Last Monday, Pentagon officials announced a new round of military maneuvers in Honduras. Those operations by U.S. land, air and sea units are clearly designed to intimidate the Sandinista government in neighboring Nicaragua, and the latest twist to the psychological ploy is the importation of U.S. Army tanks into Honduras. This escalation of the military situation in Central America is needlessly provocative, because tanks are largely ineffective weapons in the region’s rugged terrain.

On Tuesday, Langhorne A. Motley, President Reagan’s assistant secretary of state for Latin America, appeared before Congress to ask for more U.S. aid for the anti-Sandinista rebels, known as contras, who are waging a covert war against Nicaragua. Motley insisted that the United States cannot effectively pressure the Sandinistas to change their foreign and domestic policies without leverage provided by the contras .

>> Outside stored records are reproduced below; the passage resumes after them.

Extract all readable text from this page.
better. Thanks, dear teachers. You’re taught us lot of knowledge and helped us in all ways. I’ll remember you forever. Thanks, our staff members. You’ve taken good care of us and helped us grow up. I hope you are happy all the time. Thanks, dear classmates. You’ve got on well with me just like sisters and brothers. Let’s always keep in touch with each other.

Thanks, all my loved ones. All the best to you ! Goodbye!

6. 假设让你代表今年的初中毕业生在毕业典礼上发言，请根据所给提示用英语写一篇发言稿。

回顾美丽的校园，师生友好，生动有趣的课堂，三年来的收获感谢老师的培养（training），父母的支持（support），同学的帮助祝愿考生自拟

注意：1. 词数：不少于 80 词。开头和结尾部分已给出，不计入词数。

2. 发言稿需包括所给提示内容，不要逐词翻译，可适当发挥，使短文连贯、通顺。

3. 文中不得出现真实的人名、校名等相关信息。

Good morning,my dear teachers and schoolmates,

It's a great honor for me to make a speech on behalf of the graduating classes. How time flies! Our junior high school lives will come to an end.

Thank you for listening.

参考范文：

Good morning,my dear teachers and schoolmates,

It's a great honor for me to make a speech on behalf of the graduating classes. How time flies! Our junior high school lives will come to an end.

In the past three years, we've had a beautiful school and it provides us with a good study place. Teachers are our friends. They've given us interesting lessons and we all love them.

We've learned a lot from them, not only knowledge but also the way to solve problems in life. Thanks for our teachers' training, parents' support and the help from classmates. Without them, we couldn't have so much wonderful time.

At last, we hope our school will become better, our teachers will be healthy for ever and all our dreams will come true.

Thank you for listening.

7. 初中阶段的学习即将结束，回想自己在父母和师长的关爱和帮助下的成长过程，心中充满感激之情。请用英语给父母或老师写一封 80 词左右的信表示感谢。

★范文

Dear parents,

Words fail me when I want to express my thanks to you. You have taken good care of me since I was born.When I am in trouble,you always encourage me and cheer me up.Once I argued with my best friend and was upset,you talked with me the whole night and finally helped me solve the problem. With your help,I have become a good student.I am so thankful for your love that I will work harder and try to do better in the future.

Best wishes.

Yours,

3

Motley is wrong. A barely covert war with no chance of victory is no way to pressure a hostile government. It only increases hostility, makes a later reconciliation more difficult to achieve and creates opportunities for violence to get further out of hand.

It would be far more effective for the United States to deal with the Sandinistas through other Latin American nations, especially those with governments with which they have been friendly and trust. That definition includes the four nations of the Contadora Group. And their draft treaty includes the very things that the Reagan Administration claims it wants in Central America: the reduction of arms acquisitions by countries in the region, withdrawal of foreign military advisers, establishment of a formal mechanism for the peaceful settlement of regional disputes, and a commitment to democratic forms of government.

The problems with the Contadora process are to be found not in the treaty’s fine print but in the fact that the Reagan Administration has not made more of an effort to cooperate with the Contadora countries. Unless the Administrations changes its course, the Venezuelan assessment of who is to blame for the continuing crisis in Central America will prove correct.